Lei ci rifletté per un attimo e si ricordò della sua franchezza di un attimo prima.
«No, signore. Mi impegno duramente e mi piace fare un buon lavoro. Sono una persona diretta e non a tutti piace, ma non mi fermerò prima di aver esaurito tutte le opportunità che mi si presentano. Il mio stile può non piacere, e non mi sembrava il caso di entrare nei dettagli e raccontarle di tutti i coglioni per cui ho lavorato, che fra l’altro sono suoi coetanei. Non al nostro primo incontro, per lo meno».
Con grande sorpresa di Kim, lui piegò la testa all’indietro e scoppiò a ridere.
«Forse in alcuni casi potrei essere d’accordo con te, ma questo deve rimanere tra noi».
Kim non se lo sarebbe mai aspettato.
«A proposito, cos’è successo fra te e l’ispettore capo Worthington?».
Kim non rispose.
«Mi ha riferito di qualche problema di comunicazione come motivazione per il tuo trasferimento», la incalzò.
Kim ripensò alla serata in cui avevano festeggiato al The Dog. A un certo punto si era alzata di scatto dal tavolo e gli aveva rovesciato sulle gambe un boccale di birra e mezzo sacchetto di ciccioli di maiale. Una volta usciti, lui l’aveva trattenuta e le aveva chiesto cosa diavolo le fosse passato per la testa. Lei gli aveva risposto che se l’avesse visto dare un’altra pacca sul sedere a un’agente donna avrebbe presentato una denuncia formale nei suoi confronti. Lui aveva affermato che si era trattato solo di “scherzi innocenti”. Il fatto di essere alticcio non lo giustificava e, a giudicare dalla faccia dell’agente che era stata palpeggiata, non le era parso che apprezzasse lo “scherzo”.
«Sì, signore. Si è trattato di una difficoltà di comunicazione, esattamente».
«Bene», esclamò lui togliendosi gli occhiali. «Non intendo farti grandi discorsi. Io non ti giudicherò e tu farai altrettanto. Ricominciamo da qui».
«Mi sembra giusto», disse Kim, che non riusciva a capire se facesse sul serio. Era il discorso di benvenuto più breve e diretto che le avessero mai fatto.

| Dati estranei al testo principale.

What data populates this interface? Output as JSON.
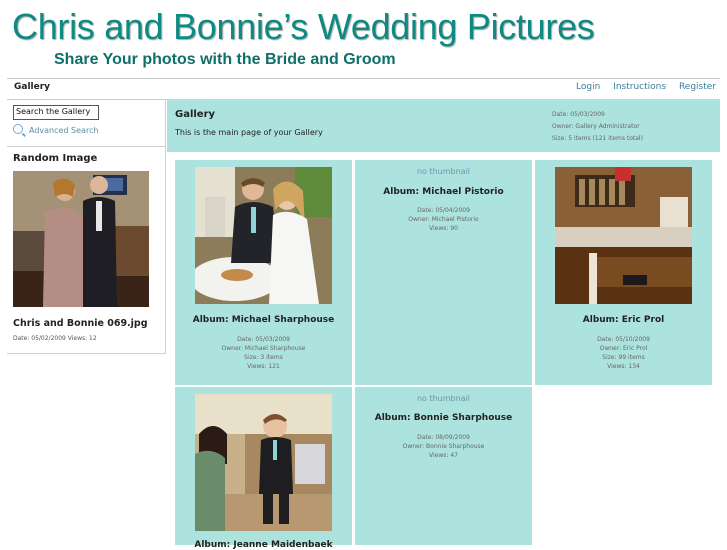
{
  "banner": {
    "title": "Chris and Bonnie’s Wedding Pictures",
    "subtitle": "Share Your photos with the Bride and Groom"
  },
  "nav": {
    "current": "Gallery",
    "links": [
      "Login",
      "Instructions",
      "Register"
    ]
  },
  "sidebar": {
    "search_value": "Search the Gallery",
    "advanced_search": "Advanced Search",
    "random_title": "Random Image",
    "random_caption": "Chris and Bonnie 069.jpg",
    "random_meta": "Date: 05/02/2009 Views: 12"
  },
  "gallery": {
    "title": "Gallery",
    "description": "This is the main page of your Gallery",
    "info": [
      "Date: 05/03/2009",
      "Owner: Gallery Administrator",
      "Size: 5 items (121 items total)"
    ]
  },
  "albums": [
    {
      "thumbnail": true,
      "title": "Album: Michael Sharphouse",
      "meta": [
        "Date: 05/03/2009",
        "Owner: Michael Sharphouse",
        "Size: 3 items",
        "Views: 121"
      ]
    },
    {
      "thumbnail": false,
      "no_thumb_label": "no thumbnail",
      "title": "Album: Michael Pistorio",
      "meta": [
        "Date: 05/04/2009",
        "Owner: Michael Pistorio",
        "Views: 90"
      ]
    },
    {
      "thumbnail": true,
      "title": "Album: Eric Prol",
      "meta": [
        "Date: 05/10/2009",
        "Owner: Eric Prol",
        "Size: 99 items",
        "Views: 134"
      ]
    },
    {
      "thumbnail": true,
      "title": "Album: Jeanne Maidenbaek",
      "meta": []
    },
    {
      "thumbnail": false,
      "no_thumb_label": "no thumbnail",
      "title": "Album: Bonnie Sharphouse",
      "meta": [
        "Date: 08/09/2009",
        "Owner: Bonnie Sharphouse",
        "Views: 47"
      ]
    }
  ]
}
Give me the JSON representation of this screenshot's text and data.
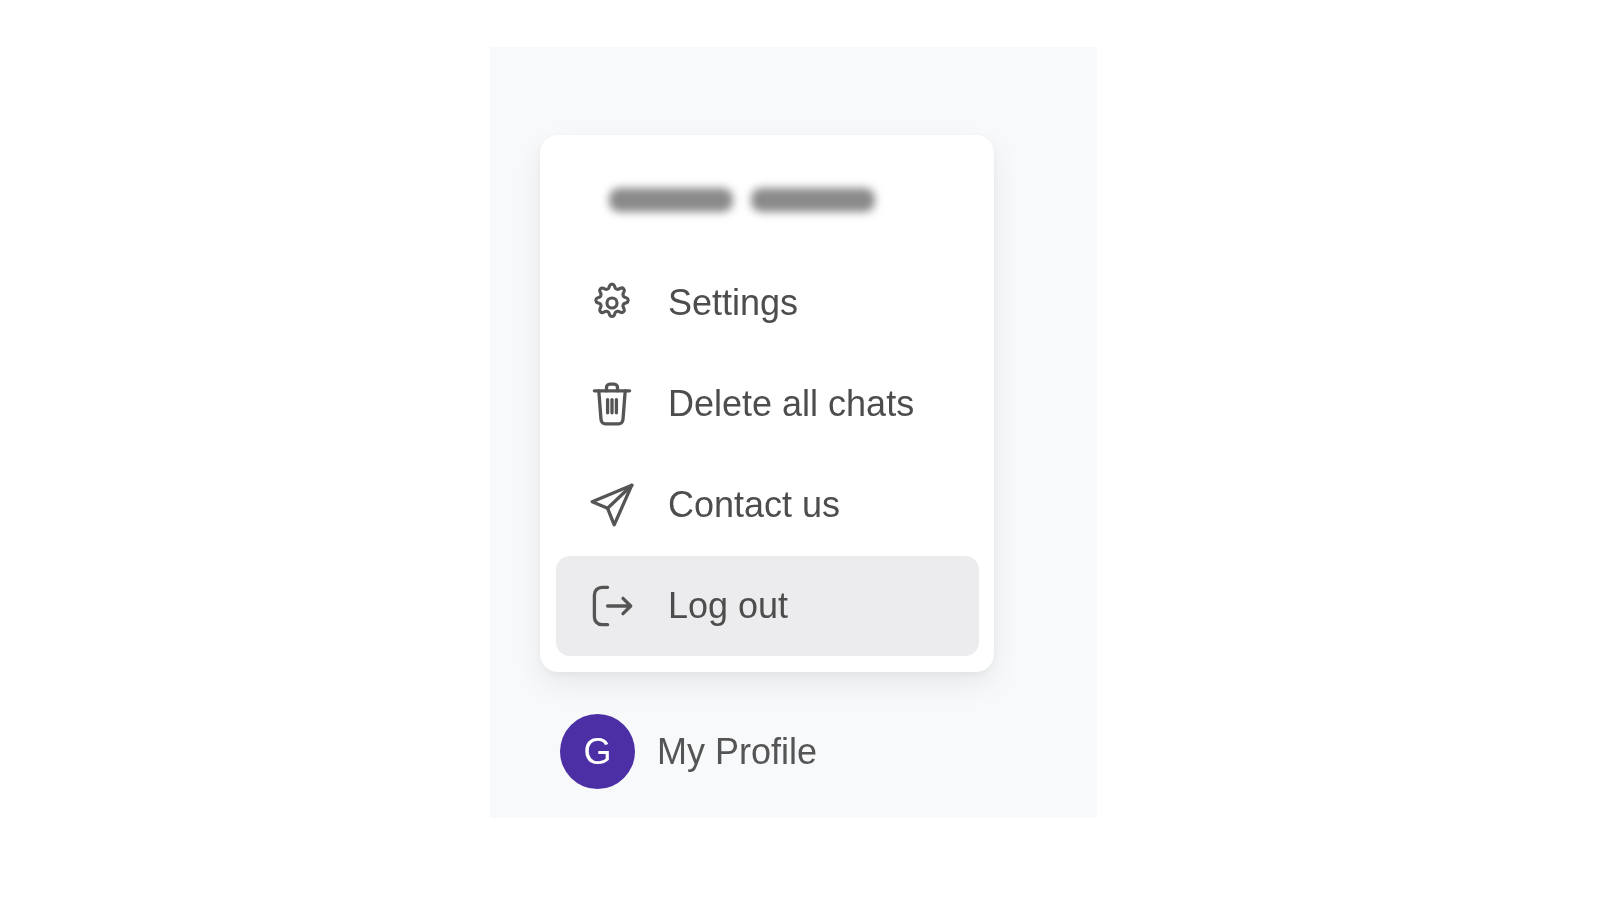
{
  "menu": {
    "user_name_blurred": true,
    "items": [
      {
        "kind": "settings",
        "label": "Settings",
        "selected": false
      },
      {
        "kind": "delete",
        "label": "Delete all chats",
        "selected": false
      },
      {
        "kind": "contact",
        "label": "Contact us",
        "selected": false
      },
      {
        "kind": "logout",
        "label": "Log out",
        "selected": true
      }
    ]
  },
  "profile": {
    "avatar_initial": "G",
    "label": "My Profile"
  }
}
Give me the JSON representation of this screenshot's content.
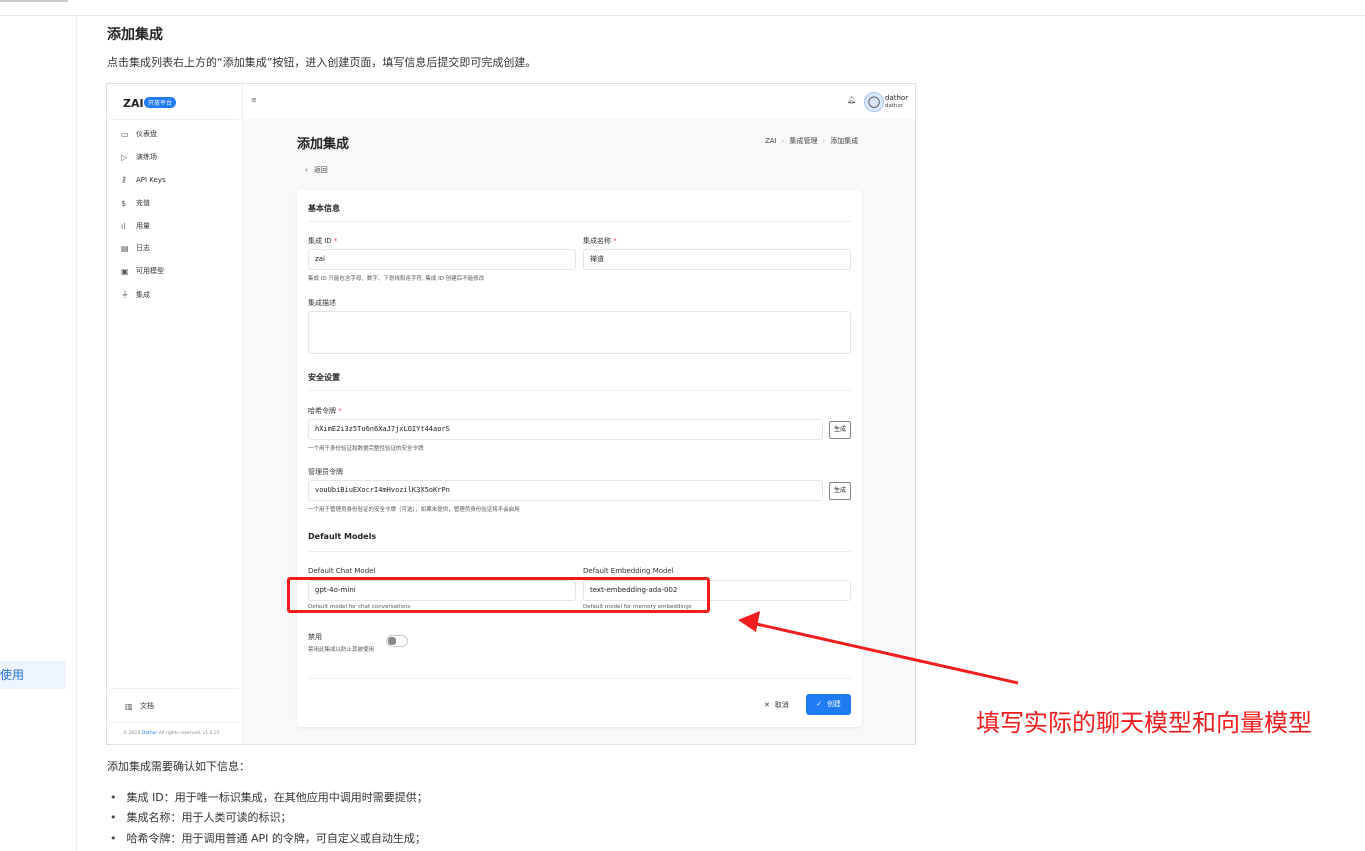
{
  "doc": {
    "heading": "添加集成",
    "intro": "点击集成列表右上方的“添加集成”按钮，进入创建页面，填写信息后提交即可完成创建。",
    "left_nav_active": "使用",
    "after_text": "添加集成需要确认如下信息：",
    "bullets": [
      "集成 ID：用于唯一标识集成，在其他应用中调用时需要提供；",
      "集成名称：用于人类可读的标识；",
      "哈希令牌：用于调用普通 API 的令牌，可自定义或自动生成；"
    ]
  },
  "app": {
    "logo": "ZAI",
    "badge": "开放平台",
    "menu_icon": "≡",
    "nav": [
      {
        "icon": "monitor-icon",
        "glyph": "▭",
        "label": "仪表盘"
      },
      {
        "icon": "play-icon",
        "glyph": "▷",
        "label": "演练场"
      },
      {
        "icon": "key-icon",
        "glyph": "⚷",
        "label": "API Keys"
      },
      {
        "icon": "dollar-icon",
        "glyph": "$",
        "label": "充值"
      },
      {
        "icon": "bar-chart-icon",
        "glyph": "ıl",
        "label": "用量"
      },
      {
        "icon": "file-icon",
        "glyph": "▤",
        "label": "日志"
      },
      {
        "icon": "cpu-icon",
        "glyph": "▣",
        "label": "可用模型"
      },
      {
        "icon": "plug-icon",
        "glyph": "⏚",
        "label": "集成"
      }
    ],
    "docs_label": "文档",
    "footer_prefix": "© 2025 ",
    "footer_brand": "Dathor",
    "footer_suffix": " All rights reserved. v1.0.21",
    "user_name": "dathor",
    "user_sub": "dathor",
    "page_title": "添加集成",
    "breadcrumb": [
      "ZAI",
      "集成管理",
      "添加集成"
    ],
    "back_label": "返回",
    "form": {
      "basic_title": "基本信息",
      "id_label": "集成 ID",
      "id_value": "zai",
      "id_hint": "集成 ID 只能包含字母、数字、下划线和连字符, 集成 ID 创建后不能修改",
      "name_label": "集成名称",
      "name_value": "禅道",
      "desc_label": "集成描述",
      "desc_value": "",
      "security_title": "安全设置",
      "hash_label": "哈希令牌",
      "hash_value": "hXimE2i3z5Tu6n6XaJ7jxLOIYt44aorS",
      "hash_hint": "一个用于身份验证和数据完整性验证的安全令牌",
      "admin_label": "管理员令牌",
      "admin_value": "vouUbiBiuEXocrI4mHvozilK3X5oKrPn",
      "admin_hint": "一个用于管理员身份验证的安全令牌（可选），如果未提供，管理员身份验证将不会启用",
      "generate_label": "生成",
      "models_title": "Default Models",
      "chat_label": "Default Chat Model",
      "chat_value": "gpt-4o-mini",
      "chat_hint": "Default model for chat conversations",
      "embed_label": "Default Embedding Model",
      "embed_value": "text-embedding-ada-002",
      "embed_hint": "Default model for memory embeddings",
      "disable_label": "禁用",
      "disable_hint": "禁用此集成以防止其被使用",
      "disabled": false,
      "cancel_label": "取消",
      "create_label": "创建"
    }
  },
  "annotation": {
    "text": "填写实际的聊天模型和向量模型",
    "color": "#f21c1c"
  },
  "accent": "#1e7bf2"
}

«Per iniziare avrai una squadra piccola, ma avrai comunque a disposizione due sergenti e una agente. Inutile dire che ci saranno altre risorse disponibili, ma per oggi vorrei che ti dedicassi a conoscere i tuoi colleghi, i loro punti di forza e di debolezza, e in un secondo momento ti assegnerò qualche caso».
Un’intera giornata per fare conoscenza con delle persone con cui non avrebbe lavorato a lungo? Era rimasta quattro mesi con la squadra precedente e alla fine non aveva ancora imparato i nomi di tutti.
Per lei equivaleva a una giornata buttata.
«Signore, a dire la verità, preferirei mettermi subito…».
«Non stento a crederlo, Stone. Ma preferisco che tu faccia come dico io».
Kim acconsentì con un cenno del capo, ma dentro di sé pensò che una volta fatte le dovute presentazioni avrebbe drizzato le antenne per capire se il centralino segnalasse qualche nuovo caso.
«Qualche anticipazione su chi o che cosa mi toccherà?», gli chiese, alzandosi dalla sedia.
Lui scosse la testa. «Lascerò che tu lo scopra da sola. Il dipartimento di Investigazione criminale è al secondo piano, accanto all’ufficio amministrativo. Ti consiglio di andarci e di aspettare che arrivi la tua squadra».